Fact is that while the Saudis are brazen about their intolerance given Mohammed's dictate about non-Islamic religions in Arabia, the others are more subtle in the way they suppress Infidels. Things like Egyptian or Indonesian persecution of Christians, Malaysian posthumous conversions and persecution of those violating Islamic law re: 'khalwat' (close proximity), etc are less well known. I wonder whether the AIM - the way we defined its scope - would have addressed such arcane cases that one might pull up to demonstrate the innocuousness of Islam, but I do agree with you that in this case, it would well have been needed.

Hesperado said...

nobody,

I agree about the Saudi angle skewing the whole thing. It's the problem of people narrowing their focus to instances of "extremism" in Islam, rather than widening their view to Islam itself -- in this case, too many people will dismiss this Muslim taqiyyist as a "Wahhabi" Muslim not representative of the vast wonderful mosaic of Muslims around the world.

And that is why, as your points about other Muslim polities outside Saudi Arabia demonstrate, we need an Anti-Islamic Manual (AIM). In a sense, as you imply, this law student and his friends had a very easy target. As Hugh Fitzgerald wrote in a later comment on that thread --

"The further information shows that this speaker was unacquainted with Western audiences and Western ways, and so had not had time to perfect his taqiyya-and-tu-quoque (compare Tariq Ramadan). He spoke, that is, more or less the truth, when asked about certain tenets of Islam (e.g. the death penalty for apostates). He hadn't yet been schooled in the wiles-and-smiles Academy of Interfaith Outreach."

One wonders, would the law student and his friends been able to muster a second line of defense with a more skilled taqiyyist?

The whole point and value of the AIM, however, would render such questions and concerns obsolete. Armed with the AIM, anyone could go to any Q-&-A anywhere, and challenge and refute virtually all of the points and counterpoints uttered by any Islam Apologist (whether a Muslim or a PC defender of Islam).

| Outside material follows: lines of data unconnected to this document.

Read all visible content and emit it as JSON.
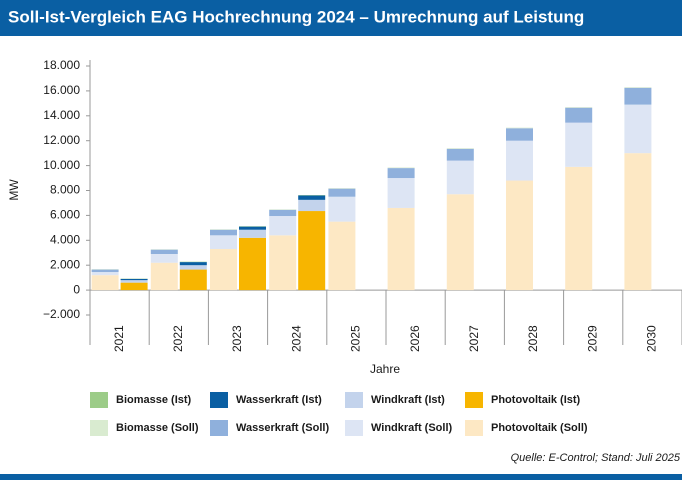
{
  "chart_data": {
    "type": "bar",
    "title": "Soll-Ist-Vergleich EAG Hochrechnung 2024 – Umrechnung auf Leistung",
    "y_label": "MW",
    "x_label": "Jahre",
    "source": "Quelle: E-Control; Stand: Juli 2025",
    "categories": [
      "2021",
      "2022",
      "2023",
      "2024",
      "2025",
      "2026",
      "2027",
      "2028",
      "2029",
      "2030"
    ],
    "ylim": [
      -2000,
      18000
    ],
    "yticks": [
      {
        "value": -2000,
        "label": "−2.000"
      },
      0,
      {
        "value": 2000,
        "label": "2.000"
      },
      {
        "value": 4000,
        "label": "4.000"
      },
      {
        "value": 6000,
        "label": "6.000"
      },
      {
        "value": 8000,
        "label": "8.000"
      },
      {
        "value": 10000,
        "label": "10.000"
      },
      {
        "value": 12000,
        "label": "12.000"
      },
      {
        "value": 14000,
        "label": "14.000"
      },
      {
        "value": 16000,
        "label": "16.000"
      },
      {
        "value": 18000,
        "label": "18.000"
      }
    ],
    "series": [
      {
        "name": "Biomasse (Ist)",
        "color": "#9ccc88",
        "values": [
          20,
          30,
          30,
          30,
          null,
          null,
          null,
          null,
          null,
          null
        ]
      },
      {
        "name": "Wasserkraft (Ist)",
        "color": "#0a5fa3",
        "values": [
          100,
          250,
          250,
          350,
          null,
          null,
          null,
          null,
          null,
          null
        ]
      },
      {
        "name": "Windkraft (Ist)",
        "color": "#c3d3ec",
        "values": [
          200,
          350,
          650,
          900,
          null,
          null,
          null,
          null,
          null,
          null
        ]
      },
      {
        "name": "Photovoltaik (Ist)",
        "color": "#f7b500",
        "values": [
          600,
          1650,
          4200,
          6350,
          null,
          null,
          null,
          null,
          null,
          null
        ]
      },
      {
        "name": "Biomasse (Soll)",
        "color": "#d9ebd0",
        "values": [
          30,
          30,
          40,
          40,
          40,
          50,
          50,
          50,
          50,
          50
        ]
      },
      {
        "name": "Wasserkraft (Soll)",
        "color": "#8fb0dc",
        "values": [
          200,
          350,
          450,
          500,
          650,
          800,
          950,
          1000,
          1200,
          1350
        ]
      },
      {
        "name": "Windkraft (Soll)",
        "color": "#dde5f4",
        "values": [
          250,
          700,
          1100,
          1550,
          2000,
          2400,
          2700,
          3200,
          3550,
          3900
        ]
      },
      {
        "name": "Photovoltaik (Soll)",
        "color": "#fde8c4",
        "values": [
          1200,
          2200,
          3300,
          4400,
          5500,
          6600,
          7700,
          8800,
          9900,
          11000
        ]
      }
    ]
  }
}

Of course, "arming" oneself with the AIM would require familiarizing oneself with the contents of the AIM first: in real-time confrontations with Islam Apologists, one must have studied the AIM beforehand. But while this entails some labor and time, it is minuscule compared with the vast amount of labor and time it takes to go slogging through the bewildering jungle of too much information out there about Islam that is our current predicament. And after that circumscribed amount of time and labor one would invest in the AIM, it would pay off: one would have at one's fingertips virtually all of the requisite points and counterpoints to refute and expose any Islam Apologist who dares to rear his or her head in any venue -- whether in a casual conversation in a cafe or at a family dinner, whether in an Internet discussion forum or chat room, whether at a Q-&-A session following a public speaker's presentation, whether in letters to editors or congressmen, whether in public debates with Islam Apologists on the Internet, the radio, television or before live audiences; or whether, God willing the public awareness reaches this point soon, in Congressional testimonies or International conferences on the subject.